The Politics of Race and the Future of British Political History

Liam Liburd


The National Archives UK

| 6 mins read

The field of British political history is ‘methodologically white’; that is, its practitioners largely reflect on the world in a way ‘that fails to acknowledge the role played by race in the structuring of that world, and the ways in which knowledge is constructed and legitimated within it.’ All too often it struggles even to see a politics of race in operation.

Black history and critical studies of race offer an antidote to ‘methodological whiteness’ and renders the politics of race visible. The perspectives of black thinkers, activists and ‘ordinary’ black people are important because they did not have the privilege of not seeing the politics of race; they experienced British citizenship and society differently because of the ways they were racialised by the state, other institutions, and society.

‘Keep Britain white’: white supremacist organisations in postwar Britain

Discussion of white supremacist organisations in studies of British political history after 1945 focuses largely on their derisory performance in elections. For example, Oswald Mosley, representing his Union Movement (UM), stood as a candidate in North Kensington for the 1959 election. He lost badly and failed to secure his deposit, but this fails to capture the threat the UM posed to black Britons.

UM activists feature in accounts of the 1958 riots, particularly with reference to the subsequent fatal stabbing of an Antiguan carpenter named Kelso Cochrane by a group of white youths in North Kensington in May 1959. The case was never solved, but rumours suggested the killer had been a UM member. The field of British political history has historically not acknowledged the scale, impact or prevalence of instances of racist violence like Cochrane’s murder.

The response of Britain’s black community to Cochrane’s murder offers some suggestions for how historians should understand racist political violence. In response, Claudia Jones, editor of The West Indian Gazette, along with other activists, and organisations mounted a defence campaign. Their campaigns offer historians a joined-up understanding of how race operated in British politics. These activists did not conceive of white supremacist street racism as separate from ‘spontaneous’ acts of racism by white Britons or from the British state’s attempts to disenfranchise Commonwealth citizens of colour.

Black Power and everyday ‘fascism’

The black political press of the 1970s contains important insights for the political historian. Its contents speak to a very different, racialised experience of British politics and society than that experienced by white citizens. It conveyed the scale and unrelenting frequency with which black Britons faced racist violence, something rarely covered by the popular press. They understood individual incidents as part of a broader politics of race. As the Black Panther Movement’s Black People’s News Service outlined: ‘institutional and individual forms of racism always work together. One cannot exist without the other.’

Black Power activists stressed the actual connections between white supremacist organisations and wider society.
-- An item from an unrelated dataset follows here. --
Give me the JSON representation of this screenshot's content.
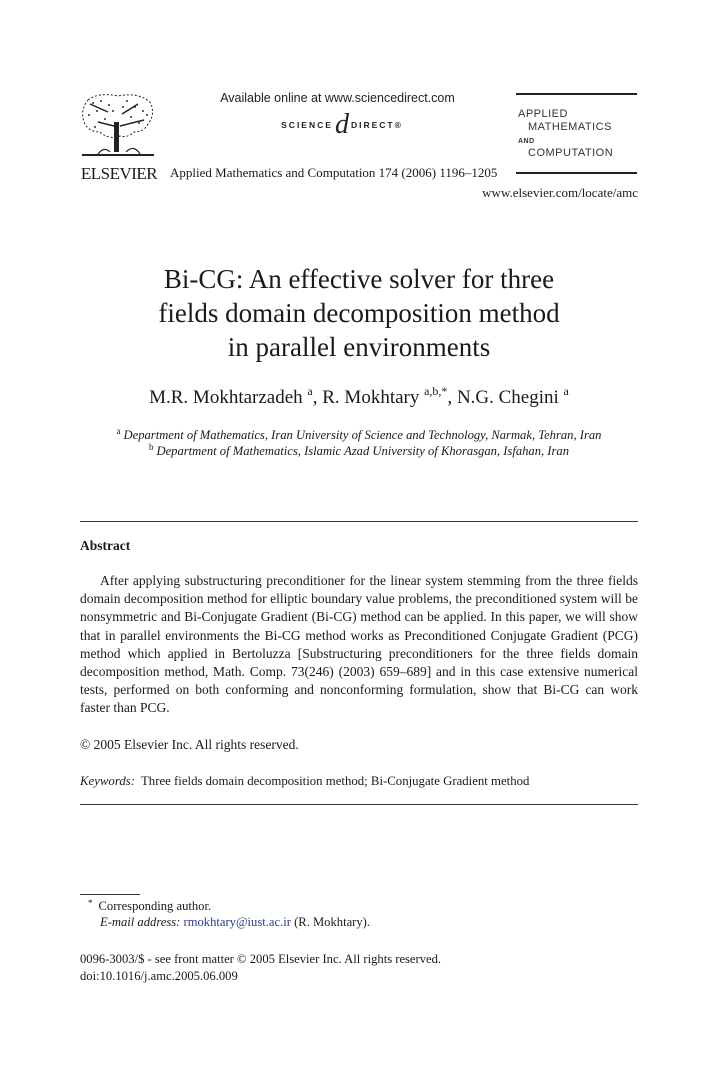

Their newspapers carried warnings about NF members working in schools, prisons, and the police. This suggests a literal continuum of racist repression in which the extra-parliamentary racism of the NF merged with the institutional racism of the British state and the prejudices of wider society.
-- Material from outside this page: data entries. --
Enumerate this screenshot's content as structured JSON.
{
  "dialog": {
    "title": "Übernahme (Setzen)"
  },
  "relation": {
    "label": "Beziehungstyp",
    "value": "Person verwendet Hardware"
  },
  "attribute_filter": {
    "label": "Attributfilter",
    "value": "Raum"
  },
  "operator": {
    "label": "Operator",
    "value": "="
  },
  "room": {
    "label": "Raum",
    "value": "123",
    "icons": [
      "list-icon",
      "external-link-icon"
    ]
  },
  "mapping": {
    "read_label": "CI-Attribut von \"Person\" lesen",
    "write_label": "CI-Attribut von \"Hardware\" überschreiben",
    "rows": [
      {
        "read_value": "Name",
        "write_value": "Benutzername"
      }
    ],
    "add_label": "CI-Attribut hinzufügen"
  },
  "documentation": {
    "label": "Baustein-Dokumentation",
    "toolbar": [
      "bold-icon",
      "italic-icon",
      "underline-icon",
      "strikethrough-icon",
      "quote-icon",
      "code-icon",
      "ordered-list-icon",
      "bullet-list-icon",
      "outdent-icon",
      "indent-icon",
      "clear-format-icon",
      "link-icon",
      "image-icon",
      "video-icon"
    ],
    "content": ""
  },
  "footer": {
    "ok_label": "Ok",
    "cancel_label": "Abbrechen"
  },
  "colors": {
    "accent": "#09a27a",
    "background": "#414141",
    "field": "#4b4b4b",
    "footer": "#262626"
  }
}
Black Power organisations and periodicals advanced a joined-up political analysis of racism in Britain. Their point was that, regardless of whether racist violence was carried out by uniformed agents of the state, NF activists, or the public, its meaning and effect was the same. These acts collectively (re-)asserted a conception of Britain as a ‘white’ space. Contained within the black periodical press, then, is a very different political history of Britain.

White victimhood: white supremacist organisations in recent political history

Where political scientists and historians have dealt with British fascism in contemporary history, they paid little attention to the broader politics of race. The British National Party (BNP) serves as an example. Historians and political scientists have refrained from engaging with critical studies of race and whiteness in their discussions of the BNP, despite their reworking of older themes in white supremacist ideology, and have instead focused on poor electoral performance. Yet, this neglects to consider why white supremacist organisations remain such a resilient feature of British politics. The survival of the British white supremacist movement in the absence of electoral success reflects the perpetual allure of its favourite themes: on the one hand, a desire to (re-)establish white supremacy and, on the other, a lament of white victimhood.
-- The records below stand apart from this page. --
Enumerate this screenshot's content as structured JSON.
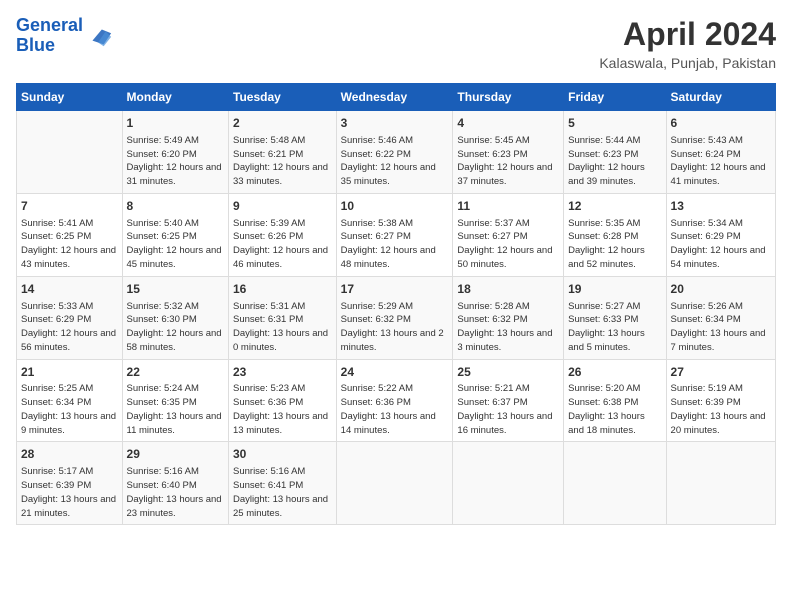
{
  "header": {
    "logo_line1": "General",
    "logo_line2": "Blue",
    "month": "April 2024",
    "location": "Kalaswala, Punjab, Pakistan"
  },
  "weekdays": [
    "Sunday",
    "Monday",
    "Tuesday",
    "Wednesday",
    "Thursday",
    "Friday",
    "Saturday"
  ],
  "weeks": [
    [
      {
        "day": "",
        "sunrise": "",
        "sunset": "",
        "daylight": ""
      },
      {
        "day": "1",
        "sunrise": "Sunrise: 5:49 AM",
        "sunset": "Sunset: 6:20 PM",
        "daylight": "Daylight: 12 hours and 31 minutes."
      },
      {
        "day": "2",
        "sunrise": "Sunrise: 5:48 AM",
        "sunset": "Sunset: 6:21 PM",
        "daylight": "Daylight: 12 hours and 33 minutes."
      },
      {
        "day": "3",
        "sunrise": "Sunrise: 5:46 AM",
        "sunset": "Sunset: 6:22 PM",
        "daylight": "Daylight: 12 hours and 35 minutes."
      },
      {
        "day": "4",
        "sunrise": "Sunrise: 5:45 AM",
        "sunset": "Sunset: 6:23 PM",
        "daylight": "Daylight: 12 hours and 37 minutes."
      },
      {
        "day": "5",
        "sunrise": "Sunrise: 5:44 AM",
        "sunset": "Sunset: 6:23 PM",
        "daylight": "Daylight: 12 hours and 39 minutes."
      },
      {
        "day": "6",
        "sunrise": "Sunrise: 5:43 AM",
        "sunset": "Sunset: 6:24 PM",
        "daylight": "Daylight: 12 hours and 41 minutes."
      }
    ],
    [
      {
        "day": "7",
        "sunrise": "Sunrise: 5:41 AM",
        "sunset": "Sunset: 6:25 PM",
        "daylight": "Daylight: 12 hours and 43 minutes."
      },
      {
        "day": "8",
        "sunrise": "Sunrise: 5:40 AM",
        "sunset": "Sunset: 6:25 PM",
        "daylight": "Daylight: 12 hours and 45 minutes."
      },
      {
        "day": "9",
        "sunrise": "Sunrise: 5:39 AM",
        "sunset": "Sunset: 6:26 PM",
        "daylight": "Daylight: 12 hours and 46 minutes."
      },
      {
        "day": "10",
        "sunrise": "Sunrise: 5:38 AM",
        "sunset": "Sunset: 6:27 PM",
        "daylight": "Daylight: 12 hours and 48 minutes."
      },
      {
        "day": "11",
        "sunrise": "Sunrise: 5:37 AM",
        "sunset": "Sunset: 6:27 PM",
        "daylight": "Daylight: 12 hours and 50 minutes."
      },
      {
        "day": "12",
        "sunrise": "Sunrise: 5:35 AM",
        "sunset": "Sunset: 6:28 PM",
        "daylight": "Daylight: 12 hours and 52 minutes."
      },
      {
        "day": "13",
        "sunrise": "Sunrise: 5:34 AM",
        "sunset": "Sunset: 6:29 PM",
        "daylight": "Daylight: 12 hours and 54 minutes."
      }
    ],
    [
      {
        "day": "14",
        "sunrise": "Sunrise: 5:33 AM",
        "sunset": "Sunset: 6:29 PM",
        "daylight": "Daylight: 12 hours and 56 minutes."
      },
      {
        "day": "15",
        "sunrise": "Sunrise: 5:32 AM",
        "sunset": "Sunset: 6:30 PM",
        "daylight": "Daylight: 12 hours and 58 minutes."
      },
      {
        "day": "16",
        "sunrise": "Sunrise: 5:31 AM",
        "sunset": "Sunset: 6:31 PM",
        "daylight": "Daylight: 13 hours and 0 minutes."
      },
      {
        "day": "17",
        "sunrise": "Sunrise: 5:29 AM",
        "sunset": "Sunset: 6:32 PM",
        "daylight": "Daylight: 13 hours and 2 minutes."
      },
      {
        "day": "18",
        "sunrise": "Sunrise: 5:28 AM",
        "sunset": "Sunset: 6:32 PM",
        "daylight": "Daylight: 13 hours and 3 minutes."
      },
      {
        "day": "19",
        "sunrise": "Sunrise: 5:27 AM",
        "sunset": "Sunset: 6:33 PM",
        "daylight": "Daylight: 13 hours and 5 minutes."
      },
      {
        "day": "20",
        "sunrise": "Sunrise: 5:26 AM",
        "sunset": "Sunset: 6:34 PM",
        "daylight": "Daylight: 13 hours and 7 minutes."
      }
    ],
    [
      {
        "day": "21",
        "sunrise": "Sunrise: 5:25 AM",
        "sunset": "Sunset: 6:34 PM",
        "daylight": "Daylight: 13 hours and 9 minutes."
      },
      {
        "day": "22",
        "sunrise": "Sunrise: 5:24 AM",
        "sunset": "Sunset: 6:35 PM",
        "daylight": "Daylight: 13 hours and 11 minutes."
      },
      {
        "day": "23",
        "sunrise": "Sunrise: 5:23 AM",
        "sunset": "Sunset: 6:36 PM",
        "daylight": "Daylight: 13 hours and 13 minutes."
      },
      {
        "day": "24",
        "sunrise": "Sunrise: 5:22 AM",
        "sunset": "Sunset: 6:36 PM",
        "daylight": "Daylight: 13 hours and 14 minutes."
      },
      {
        "day": "25",
        "sunrise": "Sunrise: 5:21 AM",
        "sunset": "Sunset: 6:37 PM",
        "daylight": "Daylight: 13 hours and 16 minutes."
      },
      {
        "day": "26",
        "sunrise": "Sunrise: 5:20 AM",
        "sunset": "Sunset: 6:38 PM",
        "daylight": "Daylight: 13 hours and 18 minutes."
      },
      {
        "day": "27",
        "sunrise": "Sunrise: 5:19 AM",
        "sunset": "Sunset: 6:39 PM",
        "daylight": "Daylight: 13 hours and 20 minutes."
      }
    ],
    [
      {
        "day": "28",
        "sunrise": "Sunrise: 5:17 AM",
        "sunset": "Sunset: 6:39 PM",
        "daylight": "Daylight: 13 hours and 21 minutes."
      },
      {
        "day": "29",
        "sunrise": "Sunrise: 5:16 AM",
        "sunset": "Sunset: 6:40 PM",
        "daylight": "Daylight: 13 hours and 23 minutes."
      },
      {
        "day": "30",
        "sunrise": "Sunrise: 5:16 AM",
        "sunset": "Sunset: 6:41 PM",
        "daylight": "Daylight: 13 hours and 25 minutes."
      },
      {
        "day": "",
        "sunrise": "",
        "sunset": "",
        "daylight": ""
      },
      {
        "day": "",
        "sunrise": "",
        "sunset": "",
        "daylight": ""
      },
      {
        "day": "",
        "sunrise": "",
        "sunset": "",
        "daylight": ""
      },
      {
        "day": "",
        "sunrise": "",
        "sunset": "",
        "daylight": ""
      }
    ]
  ]
}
White supremacists do not need to win power to disfigure the political scene. The present-day preoccupation with the plight of the so-called ‘white working class’ is a mutation of older narratives of white victimhood, whilst the 1959 murder of Kelso Cochrane and the 1993 murder of Stephen Lawrence show the danger that white supremacist organisations pose to black Britons. With this in mind, British political history stands to gain new perspectives from black history and critical studies of race, utilising these to re-evaluate the place of white supremacist organisations in British politics across the twentieth century and into the early twenty-first century.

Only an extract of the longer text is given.